Analyzing the Analysts
Very cool, very deep story at Information Week about the IT "analysis and research" firms you often see quoted as authoritative sources in assorted media, and how accurate their predictions are - or aren't. A quote from the story: "The leading analyst firms
have become so
influential that their
opinions can help IT
chiefs gain
senior-management
approval for technology
investments." Obviously, these firms carry plenty of weight. Should we be scared of their growing power? Or have they become an essential part of the computer and Internet business scene?
I've thought that IT analysis firms were a waste of money since the OS/2 debacle back in the early 90s. Go to your local library and get a PC Magazine from 1990 or 1991 -- you'll see dutiful reporting of the latest analysis firm announcement that OS/2 would supplant DOS in 2 years. Even when it was clear to anyone with a brain that Windows was going to beat the tar out of OS/2, the reports persisted.
Why does this happen over and over again? Well, why do people buy Gartner Group reports? To learn that current trends are going to continue? Of course not; people buy these reports so that they don't miss the big changes, the ones that remake the face of their industry -- and which could put them out of business if they don't keep up with the rate of change.
The problem is, the analysis firms make their judgements about what the Next Big Thing is by looking at the market leaders and asking what they are doing. On its face, this makes some sense; after all, who knows more about a market than the market leader? So the analysts work closely with IBM (in the old days) or MS (today), for example, to divine what's going to happen next in the OS marketplace. And the market leader, rationally enough, says "The Next Big Thing is our evolutionary upgrade product, which will add great features and preserve compatibility." So the analysts take demand for the current product, apply a fancy demand curve to it, and predict that the evolutionary upgrade will see exponential growth in demand over the next 3-5 years, and this is The Next Big Thing.
The problem is, revolutionary change never comes from the market leader! It almost always comes from some small, hungry, unknown (or less known) firm that is less worried about cannibalizing current product lines than it is about building the absolute best product. But these are the very firms that fly under Gartner's radar -- because they're not the market leader yet. So Gartner leans on its old sources, which of course are going to predict that current trends will continue to follow a nice steady upward-sloping demand curve. Why would the market leader anticipate revolutionary change?

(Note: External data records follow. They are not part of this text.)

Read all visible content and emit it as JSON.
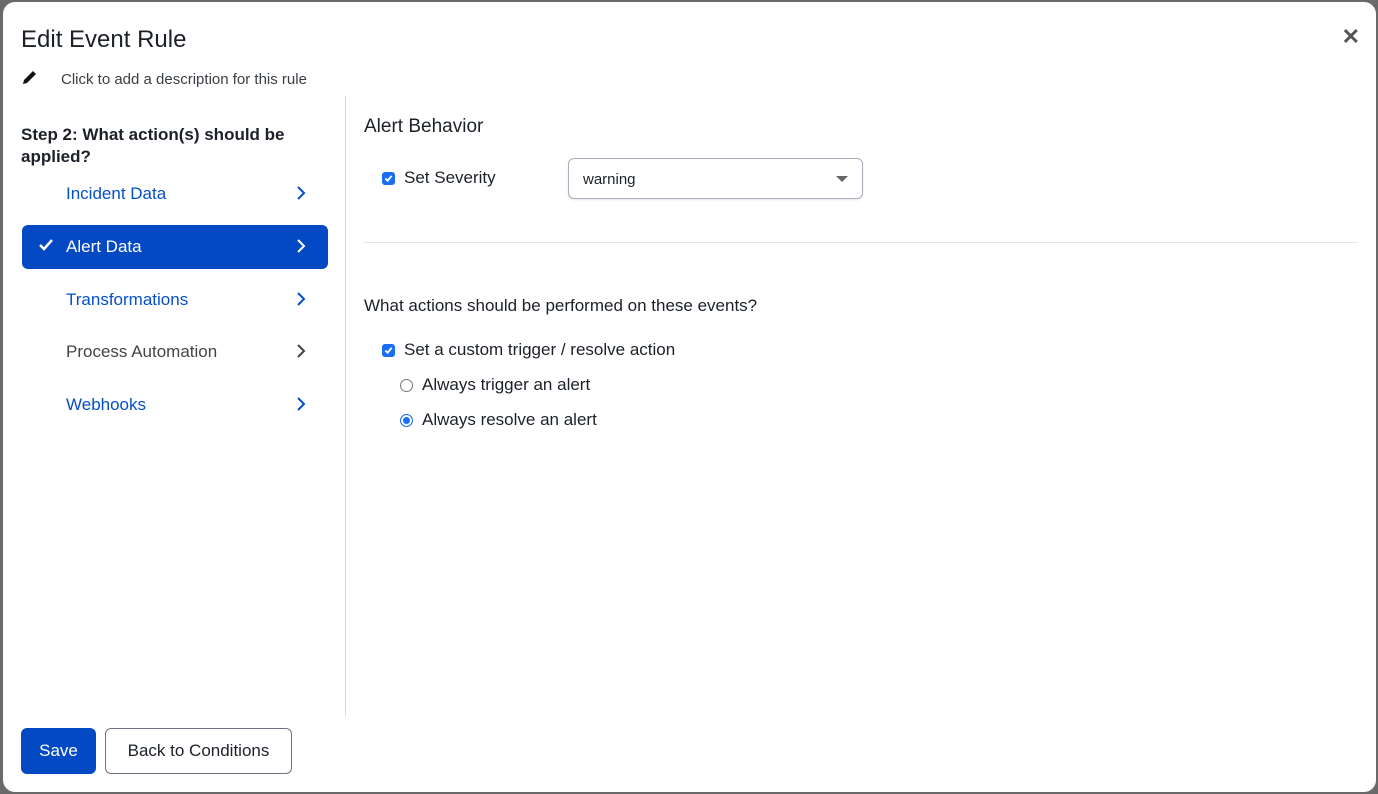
{
  "modal": {
    "title": "Edit Event Rule",
    "description_placeholder": "Click to add a description for this rule"
  },
  "sidebar": {
    "step_heading": "Step 2: What action(s) should be applied?",
    "items": [
      {
        "label": "Incident Data",
        "state": "link"
      },
      {
        "label": "Alert Data",
        "state": "active"
      },
      {
        "label": "Transformations",
        "state": "link"
      },
      {
        "label": "Process Automation",
        "state": "disabled"
      },
      {
        "label": "Webhooks",
        "state": "link"
      }
    ]
  },
  "main": {
    "section_title": "Alert Behavior",
    "set_severity_label": "Set Severity",
    "set_severity_checked": true,
    "severity_value": "warning",
    "actions_question": "What actions should be performed on these events?",
    "custom_action_label": "Set a custom trigger / resolve action",
    "custom_action_checked": true,
    "radio_options": [
      {
        "label": "Always trigger an alert",
        "selected": false
      },
      {
        "label": "Always resolve an alert",
        "selected": true
      }
    ]
  },
  "footer": {
    "save_label": "Save",
    "back_label": "Back to Conditions"
  },
  "colors": {
    "accent": "#0449c4",
    "checkbox": "#1a6ef5"
  }
}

The market leader will do anything to prevent revolutionary change!
So the analysis firms lean on IBM advice on OSes right when Microsoft is about to eat IBM's lunch, they lean on MS sources right when Linux is about to clean MS's clock, and ten years from now they'll all be palling around with people from Red Hat (or whoever) when The NEXT Next Big Thing roars along and steals the spotlight again. And all the clueless PHBs in the world will scratch their heads and wonder how the high-priced analysts could have gotten things so wrong -- while the high-priced analysts scramble, two or three years behind the folks in the trenches, to get to know the geniuses du jour.
Pretty sad. But if you're in the technology business and you can't take the time to really understand the technology you work with, or to muster up some love for the market you serve, you probably deserve whatever nasty fate befalls you by hiring megacorps to do your thinking for you.
-- Jason A. Lefkowitz
Read my blog.
A great philosopher of the 1950's once said that too much "analyzation causes paralyzation". Yogi Berra might not have been talking about the IT industry when he uttered those words, as a matter of fact, historians have not been able to discern what he was talking about at all, but I digress; Actually, I have digressed to the point where I have to log out and regather my thougths. Fare thee well.
Hates people who have stupid little sigs
A former boss had a regular subscription to Gartner Group reports. He would always favour Gartner advice over our own.
:-( - he would be telling us how an NT only world was "inevitable", and pointing to Gartner to back it up. (Remember how anti-Linux Gartner used to be 2 years ago?)
This was especially weird, since we were a small New Zealand university, and about as far away from the environment that these reports were written for as one could imagine.
The underlying problem was that the boss (as bosses will) had lost touch with the technology, and was paranoid that his staff were trying to pull one over on him. Rather than taking the high road - building a workforce he could trust - he took the low road of ignoring their advice in favour Gartner's. Result: poor decisions based on advice that was never really relevant to our circumstances.
While we were building cheap effective linux based solutions that actually worked - see, that mistrust had become justified
Analyst reports have their place as preliminary reading before you do your own research, or as a second opinion. If you don't have time to do you own research, and you haven't hired someon whose judgement you can trust, you are not taking things seriously, and deserve whatever you get.
I remember long ago at University learning that there was no subsitute for primary sources. Secondary sources are only ever there to get you up to speed. Treating secondary sources as though they were reliable was always a recipe for disaster.